Comentário

João Soveral

A certificação florestal em Portugal como instrumento de mudança das políticas públicas

É indispensável um muito maior esforço de promoção da certificação florestal em Portugal e da sua comunicação junto dos agentes económicos e do público em geral. O crescimento orgânico da área florestal e entidades certificadas sem o desenvolvimento de campanhas de promoção é uma quimera.

As florestas e, mais concretamente, as políticas florestais dos Estados têm vindo a ganhar centralidade no discurso e na acção política dos governos em resposta à crescente consciência e preocupação colectiva com o ambiente e o clima. A certificação florestal em Portugal tem aqui um papel relevante, mas urge potenciá-lo.

O papel essencial que as florestas assumem na acção dos Estados no combate às alterações climáticas veio acrescer a outras funções ambientais relevantes desde há muito reconhecidas, como a salvaguarda da biodiversidade e a prestação de muitos outros serviços do ecossistema. Esta tendência tem colocado a floresta crescentemente sob a esfera de influência da decisão política no domínio do ambiente, secundarizando a sua função produtiva e a sua inquebrável ligação a um conjunto muito vasto de actividades económicas de importância vital para as sociedades modernas.
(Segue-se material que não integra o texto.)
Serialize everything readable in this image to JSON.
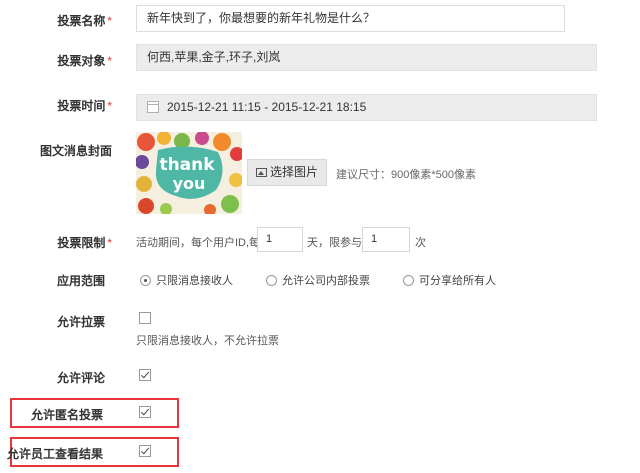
{
  "vote_name": {
    "label": "投票名称",
    "required": "*",
    "value": "新年快到了，你最想要的新年礼物是什么？"
  },
  "vote_target": {
    "label": "投票对象",
    "required": "*",
    "value": "何西,苹果,金子,环子,刘岚"
  },
  "vote_time": {
    "label": "投票时间",
    "required": "*",
    "value": "2015-12-21 11:15 - 2015-12-21 18:15"
  },
  "cover": {
    "label": "图文消息封面",
    "image_text_top": "thank",
    "image_text_bottom": "you",
    "button_label": "选择图片",
    "hint": "建议尺寸：900像素*500像素"
  },
  "vote_limit": {
    "label": "投票限制",
    "required": "*",
    "prefix": "活动期间，每个用户ID,每",
    "days_value": "1",
    "middle": "天，限参与",
    "times_value": "1",
    "suffix": "次"
  },
  "scope": {
    "label": "应用范围",
    "options": [
      "只限消息接收人",
      "允许公司内部投票",
      "可分享给所有人"
    ],
    "selected_index": 0
  },
  "canvass": {
    "label": "允许拉票",
    "checked": false,
    "note": "只限消息接收人，不允许拉票"
  },
  "comment": {
    "label": "允许评论",
    "checked": true
  },
  "anonymous": {
    "label": "允许匿名投票",
    "checked": true
  },
  "view_results": {
    "label": "允许员工查看结果",
    "checked": true
  },
  "colors": {
    "highlight_box": "#e8353b",
    "required_mark": "#e03c3c"
  }
}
Se inicialmente questões como a desflorestação, o comércio ilegal de madeira ou a perda de biodiversidade e de habitats foram os condutores principais do discurso e da acção que conduziram à certificação florestal em Portugal e no mundo, esta evoluiu para responder aos anseios colectivos mais vastos que se expressam relativamente à floresta e às actividades florestais. Hoje, é uma ferramenta importante de melhoria da qualidade da acção de produtores e indústria florestais (…).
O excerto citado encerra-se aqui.